NIST authenticator assurance level 2 with Microsoft Entra ID
The National Institute of Standards and Technology (NIST) develops technical requirements for US federal agencies implementing identity solutions. Organizations working with federal agencies must meet these requirements.
Before starting authenticator assurance level 2 (AAL2), you can see the following resources:
- NIST overview: Understand AAL levels
- Authentication basics: Terminology and authentication types
- NIST authenticator types: Authenticator types
- NIST AALs: AAL components and Microsoft Entra authentication methods
Permitted AAL2 authenticator types
The following table has authenticator types permitted for AAL2:
|Microsoft Entra authentication method
|NIST authenticator type
|Multi-factor Software Certificate (PIN Protected)
Windows Hello for Business with software Trusted Platform Module (TPM)
|Multi-factor crypto software
|Hardware protected certificate (smartcard/security key/TPM)
FIDO 2 security key
Windows Hello for Business with hardware TPM
|Multi-factor crypto hardware
|Microsoft Authenticator app (Passwordless)
- Microsoft Authenticator app (Push Notification)
- Microsoft Authenticator Lite (Push Notification)
- Phone (SMS)
- OATH hardware tokens (preview)
- Microsoft Authenticator app (OTP)
- Microsoft Authenticator Lite (OTP)
- OATH software tokens
- Single-factor software certificate
- Microsoft Entra joined with software TPM
- Microsoft Entra hybrid joined with software TPM
- Compliant mobile device
Single-factor crypto software
- Microsoft Entra joined with hardware TPM
- Microsoft Entra hybrid joined with hardware TPM
Single-factor crypto hardware
Today, Microsoft Authenticator by itself is not phishing resistant. To gain protection from external phishing threats when using Microsoft Authenticator you must additionally configure Conditional Access policy requiring a managed device.
For AAL2, use multi-factor cryptographic hardware or software authenticators. Passwordless authentication eliminates the greatest attack surface (the password), and offers users a streamlined method to authenticate.
For guidance on selecting a passwordless authentication method, see Plan a passwordless authentication deployment in Microsoft Entra ID. See also, Windows Hello for Business deployment guide
FIPS 140 validation
Use the following sections to learn about FIPS 140 validation.
Microsoft Entra ID uses the Windows FIPS 140 Level 1 overall validated cryptographic module for authentication cryptographic operations. It's therefore a FIPS 140-compliant verifier required by government agencies.
Government agency cryptographic authenticators are validated for FIPS 140 Level 1 overall. This requirement isn't for non-governmental agencies. The following Microsoft Entra authenticators meet the requirement when running on Windows in a FIPS 140-approved mode:
Microsoft Entra joined with software or with hardware TPM
Microsoft Entra hybrid joined with software or with hardware TPM
Windows Hello for Business with software or with hardware TPM
Certificate stored in software or hardware (smartcard/security key/TPM)
Microsoft Authenticator app on both iOS and Android is FIPS 140 compliant. For more information on the FIPS validated cryptographic modules used by Microsoft Authenticator See Microsoft Authenticator app
For OATH hardware tokens and smartcards we recommend you consult with your provider for current FIPS validation status.
FIDO 2 security key providers are in various stages of FIPS certification.
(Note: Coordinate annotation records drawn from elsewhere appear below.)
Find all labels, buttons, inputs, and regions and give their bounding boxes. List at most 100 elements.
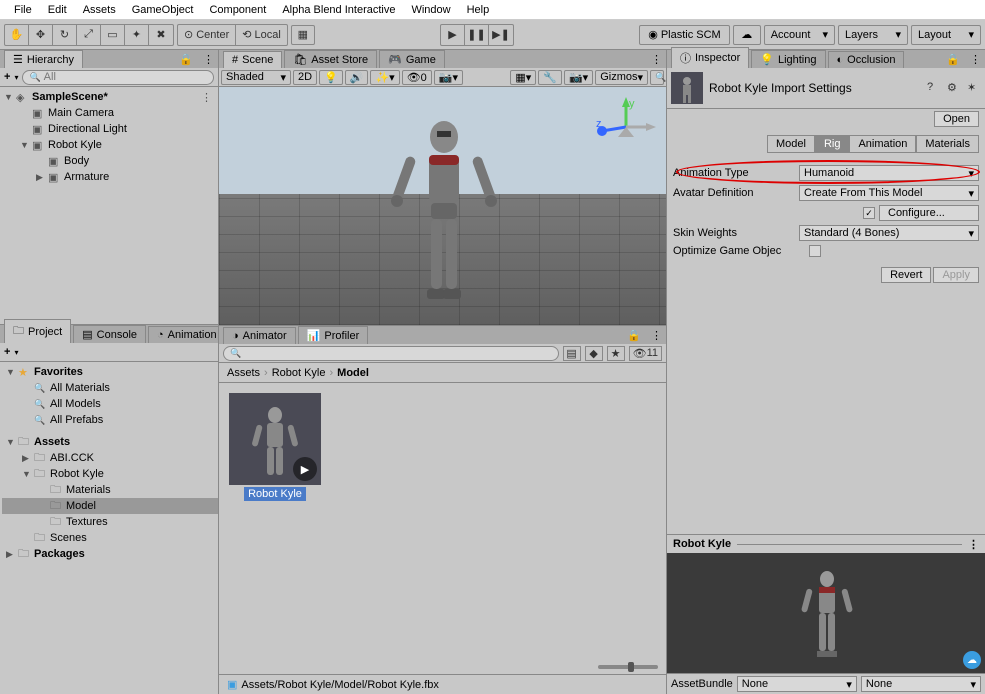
folder-item[interactable]: Materials — [2, 482, 218, 498]
preview-menu-icon[interactable]: ⋮ — [968, 538, 979, 551]
animation-type-dropdown[interactable]: Humanoid▾ — [799, 165, 979, 181]
layers-dropdown[interactable]: Layers▾ — [838, 25, 908, 45]
menu-component[interactable]: Component — [201, 4, 274, 16]
pivot-local[interactable]: ⟲Local — [236, 25, 287, 45]
cloud-button[interactable]: ☁ — [733, 25, 761, 45]
favorite-item[interactable]: All Prefabs — [2, 412, 218, 428]
breadcrumb-item[interactable]: Robot Kyle — [272, 367, 326, 379]
hierarchy-item[interactable]: Main Camera — [0, 105, 218, 121]
hierarchy-search[interactable]: All — [22, 70, 214, 85]
size-slider[interactable] — [598, 665, 658, 669]
animator-tab[interactable]: ◑ Animator — [223, 327, 296, 344]
presets-icon[interactable]: ⚙ — [947, 81, 961, 95]
play-button[interactable]: ▶ — [441, 25, 465, 45]
filter-type[interactable]: ▤ — [563, 346, 581, 361]
folder-item[interactable]: ▼Robot Kyle — [2, 466, 218, 482]
folder-item[interactable]: Scenes — [2, 530, 218, 546]
custom-tool[interactable]: ✖ — [149, 25, 173, 45]
hierarchy-item[interactable]: Body — [0, 153, 218, 169]
packages-header[interactable]: ▶Packages — [2, 546, 218, 562]
settings-icon[interactable]: ✶ — [967, 81, 981, 95]
lighting-tab[interactable]: 💡 Lighting — [751, 50, 825, 68]
menu-edit[interactable]: Edit — [40, 4, 75, 16]
favorite-item[interactable]: All Models — [2, 396, 218, 412]
tools-toggle[interactable]: 🔧 — [538, 70, 562, 85]
scene-search[interactable] — [650, 70, 664, 85]
hierarchy-item[interactable]: Directional Light — [0, 121, 218, 137]
favorites-header[interactable]: ▼Favorites — [2, 364, 218, 380]
open-button[interactable]: Open — [934, 111, 979, 127]
avatar-def-dropdown[interactable]: Create From This Model▾ — [799, 185, 979, 201]
camera-settings[interactable]: 📷▾ — [564, 70, 593, 85]
menu-window[interactable]: Window — [403, 4, 458, 16]
animation-tab[interactable]: ◔ Animation — [148, 326, 226, 343]
revert-button[interactable]: Revert — [881, 267, 931, 283]
asset-store-tab[interactable]: 🛍 Asset Store — [284, 50, 377, 68]
scene-menu-icon[interactable]: ⋮ — [647, 51, 666, 68]
lighting-toggle[interactable]: 💡 — [319, 70, 343, 85]
inspector-tab[interactable]: ⓘ Inspector — [671, 47, 749, 68]
game-tab[interactable]: 🎮 Game — [379, 50, 445, 68]
audio-toggle[interactable]: 🔊 — [345, 70, 369, 85]
preview-viewport[interactable]: ☁ — [667, 553, 985, 673]
gizmos-dropdown[interactable]: Gizmos▾ — [595, 70, 648, 85]
hierarchy-item[interactable]: ▶Armature — [0, 169, 218, 185]
hidden-toggle[interactable]: 👁0 — [402, 70, 432, 85]
filter-label[interactable]: ◆ — [585, 346, 603, 361]
materials-tab[interactable]: Materials — [916, 135, 979, 153]
fx-toggle[interactable]: ✨▾ — [370, 70, 399, 85]
cloud-badge-icon[interactable]: ☁ — [963, 651, 981, 669]
model-tab[interactable]: Model — [767, 135, 815, 153]
rect-tool[interactable]: ▭ — [101, 25, 125, 45]
step-button[interactable]: ▶❚ — [489, 25, 513, 45]
favorite-item[interactable]: All Materials — [2, 380, 218, 396]
menu-gameobject[interactable]: GameObject — [124, 4, 202, 16]
hierarchy-add-button[interactable]: + — [4, 71, 10, 83]
camera-toggle[interactable]: 📷▾ — [434, 70, 463, 85]
shading-dropdown[interactable]: Shaded▾ — [221, 70, 291, 85]
collab-button[interactable]: ◉Plastic SCM — [639, 25, 730, 45]
folder-item[interactable]: Model — [2, 498, 218, 514]
transform-tool[interactable]: ✦ — [125, 25, 149, 45]
skin-weights-dropdown[interactable]: Standard (4 Bones)▾ — [799, 225, 979, 241]
help-icon[interactable]: ? — [927, 81, 941, 95]
save-search[interactable]: ★ — [607, 346, 625, 361]
project-add-button[interactable]: + — [4, 346, 10, 358]
pause-button[interactable]: ❚❚ — [465, 25, 489, 45]
grid-toggle[interactable]: ▦▾ — [510, 70, 536, 85]
pivot-center[interactable]: ⊙Center — [178, 25, 236, 45]
scene-row[interactable]: ▼◈SampleScene*⋮ — [0, 89, 218, 105]
hand-tool[interactable]: ✋ — [5, 25, 29, 45]
menu-abi[interactable]: Alpha Blend Interactive — [274, 4, 403, 16]
occlusion-tab[interactable]: ◐ Occlusion — [828, 51, 905, 68]
account-dropdown[interactable]: Account▾ — [764, 25, 835, 45]
configure-button[interactable]: Configure... — [879, 205, 979, 221]
menu-assets[interactable]: Assets — [75, 4, 124, 16]
move-tool[interactable]: ✥ — [29, 25, 53, 45]
asset-bundle-dropdown[interactable]: None▾ — [737, 676, 857, 692]
profiler-tab[interactable]: 📊 Profiler — [298, 326, 369, 344]
optimize-checkbox[interactable] — [809, 245, 821, 257]
asset-robot-kyle[interactable]: ▶ Robot Kyle — [229, 393, 321, 650]
project-search[interactable] — [223, 346, 559, 361]
breadcrumb-item[interactable]: Assets — [227, 367, 260, 379]
apply-button[interactable]: Apply — [933, 267, 979, 283]
play-icon[interactable]: ▶ — [293, 457, 317, 481]
scene-view[interactable]: y z — [219, 87, 666, 325]
orientation-gizmo[interactable]: y z — [596, 97, 656, 157]
menu-file[interactable]: File — [6, 4, 40, 16]
hierarchy-tab[interactable]: ☰ Hierarchy — [4, 50, 83, 68]
hierarchy-menu-icon[interactable]: ⋮ — [199, 51, 218, 68]
project-lock-icon[interactable]: 🔒 — [623, 327, 645, 344]
rotate-tool[interactable]: ↻ — [53, 25, 77, 45]
animation-model-tab[interactable]: Animation — [849, 135, 916, 153]
scene-tab[interactable]: # Scene — [223, 51, 282, 68]
snap-toggle[interactable]: ▦ — [291, 25, 315, 45]
breadcrumb-item[interactable]: Model — [337, 367, 369, 379]
2d-toggle[interactable]: 2D — [293, 70, 317, 85]
layout-dropdown[interactable]: Layout▾ — [911, 25, 981, 45]
inspector-menu-icon[interactable]: ⋮ — [966, 51, 985, 68]
project-panel-menu[interactable]: ⋮ — [647, 327, 666, 344]
inspector-lock-icon[interactable]: 🔒 — [942, 51, 964, 68]
hidden-count[interactable]: 👁11 — [629, 346, 662, 361]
We recommend you review the list of supported FIDO 2 key vendors. Consult with your provider for current FIPS validation status.
For AAL2, the NIST requirement is reauthentication every 12 hours, regardless of user activity. Reauthentication is required after a period of inactivity of 30 minutes or longer. Because the session secret is something you have, presenting something you know, or are, is required.
To meet the requirement for reauthentication, regardless of user activity, Microsoft recommends configuring user sign-in frequency to 12 hours.
With NIST you can use compensating controls to confirm subscriber presence:
Set session inactivity time out to 30 minutes: Lock the device at the operating system level with Microsoft System Center Configuration Manager, group policy objects (GPOs), or Intune. For the subscriber to unlock it, require local authentication.
Time out regardless of activity: Run a scheduled task (Configuration Manager, GPO, or Intune) to lock the machine after 12 hours, regardless of activity.
Communications between the claimant and Microsoft Entra ID are over an authenticated, protected channel. This configuration provides resistance to man-in-the-middle (MitM) attacks and satisfies the MitM resistance requirements for AAL1, AAL2, and AAL3.
Microsoft Entra authentication methods at AAL2 use nonce or challenges. The methods resist replay attacks because the verifier detects replayed authentication transactions. Such transactions won't contain needed nonce or timeliness data.